A man had been carried in late in the night, with a leg badly gashed and the life starting to pump out of the great vein. I and the other doctor on duty had worked over him for more than three hours, and afterwards I had gone out into the sea to wash off the blood which had gushed thick and then hardened on me. It was possible that the patient would live; he was young, and slept now with the blood staunched and the wound safely stitched. I stripped off my soaked loin-cloth -- that climate allows one to work near naked on the bloodier jobs -- swam till I was clean, then stretched on the still warm sand to rest. The rain had stopped with evening, and the night was calm and warm and full of stars.

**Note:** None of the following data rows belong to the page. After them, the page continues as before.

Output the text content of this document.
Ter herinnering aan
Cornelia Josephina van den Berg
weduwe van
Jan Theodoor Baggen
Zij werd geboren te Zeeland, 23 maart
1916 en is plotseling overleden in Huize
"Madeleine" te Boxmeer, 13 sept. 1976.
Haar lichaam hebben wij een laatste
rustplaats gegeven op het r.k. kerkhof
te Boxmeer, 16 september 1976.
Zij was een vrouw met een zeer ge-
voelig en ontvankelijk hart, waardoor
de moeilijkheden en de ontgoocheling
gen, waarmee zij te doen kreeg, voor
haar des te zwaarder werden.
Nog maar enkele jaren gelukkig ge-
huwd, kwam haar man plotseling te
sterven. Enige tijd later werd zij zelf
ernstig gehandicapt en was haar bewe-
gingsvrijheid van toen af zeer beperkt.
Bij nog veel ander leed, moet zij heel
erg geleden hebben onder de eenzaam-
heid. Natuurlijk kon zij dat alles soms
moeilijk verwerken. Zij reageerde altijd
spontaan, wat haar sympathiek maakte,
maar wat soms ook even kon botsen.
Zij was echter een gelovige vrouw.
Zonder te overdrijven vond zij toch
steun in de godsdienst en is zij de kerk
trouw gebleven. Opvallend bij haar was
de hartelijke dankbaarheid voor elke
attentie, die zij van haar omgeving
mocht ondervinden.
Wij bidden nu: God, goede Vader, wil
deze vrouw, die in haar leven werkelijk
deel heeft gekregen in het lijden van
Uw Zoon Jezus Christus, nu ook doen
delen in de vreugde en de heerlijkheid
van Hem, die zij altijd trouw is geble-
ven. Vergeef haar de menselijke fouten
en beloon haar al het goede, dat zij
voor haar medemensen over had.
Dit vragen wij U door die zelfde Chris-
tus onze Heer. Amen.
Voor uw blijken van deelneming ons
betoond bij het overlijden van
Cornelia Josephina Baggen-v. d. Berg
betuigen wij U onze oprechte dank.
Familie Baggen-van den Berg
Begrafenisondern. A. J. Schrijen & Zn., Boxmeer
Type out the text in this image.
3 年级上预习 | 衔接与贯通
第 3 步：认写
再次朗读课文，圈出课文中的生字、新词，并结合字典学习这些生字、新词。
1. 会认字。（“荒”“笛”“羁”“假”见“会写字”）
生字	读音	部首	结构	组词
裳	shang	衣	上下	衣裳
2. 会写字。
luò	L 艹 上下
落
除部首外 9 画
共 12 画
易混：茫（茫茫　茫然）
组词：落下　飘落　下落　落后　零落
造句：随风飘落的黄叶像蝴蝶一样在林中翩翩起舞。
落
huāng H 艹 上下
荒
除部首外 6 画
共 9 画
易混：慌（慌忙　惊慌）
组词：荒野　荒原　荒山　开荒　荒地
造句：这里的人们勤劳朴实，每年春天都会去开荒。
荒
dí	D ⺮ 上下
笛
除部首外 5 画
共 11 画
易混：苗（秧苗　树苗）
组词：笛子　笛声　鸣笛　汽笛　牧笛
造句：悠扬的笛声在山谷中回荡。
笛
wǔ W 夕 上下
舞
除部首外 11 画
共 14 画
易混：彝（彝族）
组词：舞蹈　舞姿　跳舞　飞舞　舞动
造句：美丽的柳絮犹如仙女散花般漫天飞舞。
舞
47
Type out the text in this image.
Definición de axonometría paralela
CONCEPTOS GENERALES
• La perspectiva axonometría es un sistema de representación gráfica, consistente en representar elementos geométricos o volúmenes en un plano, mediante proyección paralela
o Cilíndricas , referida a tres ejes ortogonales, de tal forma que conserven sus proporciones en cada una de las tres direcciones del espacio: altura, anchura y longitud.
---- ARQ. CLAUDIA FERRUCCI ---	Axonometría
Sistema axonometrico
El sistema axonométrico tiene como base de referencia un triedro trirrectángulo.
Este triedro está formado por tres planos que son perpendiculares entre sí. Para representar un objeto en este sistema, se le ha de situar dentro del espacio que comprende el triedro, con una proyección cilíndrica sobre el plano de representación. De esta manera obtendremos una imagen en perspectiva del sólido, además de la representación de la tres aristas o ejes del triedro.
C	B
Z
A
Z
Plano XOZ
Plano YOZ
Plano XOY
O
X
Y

It was no vision I had, but a kind of dream of wakefulness. I lay (as I thought) open-eyed, watching, and watched by, the bright swarm. Among that fierce host of stars was one distant one, cloudy, its light faint among the others like a lamp in a swirl of snow. Then it swam closer, closer still, till its clouded air blotted out the brighter stars, and I saw mountains and shore, and rivers running like the veins of a leaf through the valleys of my own country. Now the snow swirled thicker, hiding the valleys, and behind the snow was the growl of thunder, and the shouting of armies, and the sea rose till the shore dissolved, and salt ran up the rivers and the green fields bleached to grey, and blackened to desert with their veins showing like dead men's bones.

I woke knowing that I must go back. It was not yet, the flood, but it was coming. By the next snow-time, or the next, we would hear the thunder, and I must be there, between the King and his son.

2

I had planned to go home by Constantinopolis, and letters had already gone ahead of me. Now I would have preferred to take a quicker way, but the only ship I could get was one plying north close inshore towards Chalcedon, which lies just across the strait from Constantinopolis. Arrived here, delayed by freakish winds and uncertain weather, luck still seemed against me; I had just missed a westbound ship, they told me, and there was no other due to leave for a week or more. From Chalcedon the trade is mostly small coastbound craft; the bigger shipping uses the great harbour of Constantinopolis. So I took the ferry over, not averse, in spite of the need I felt for haste, to seeing the city of which I had heard so much.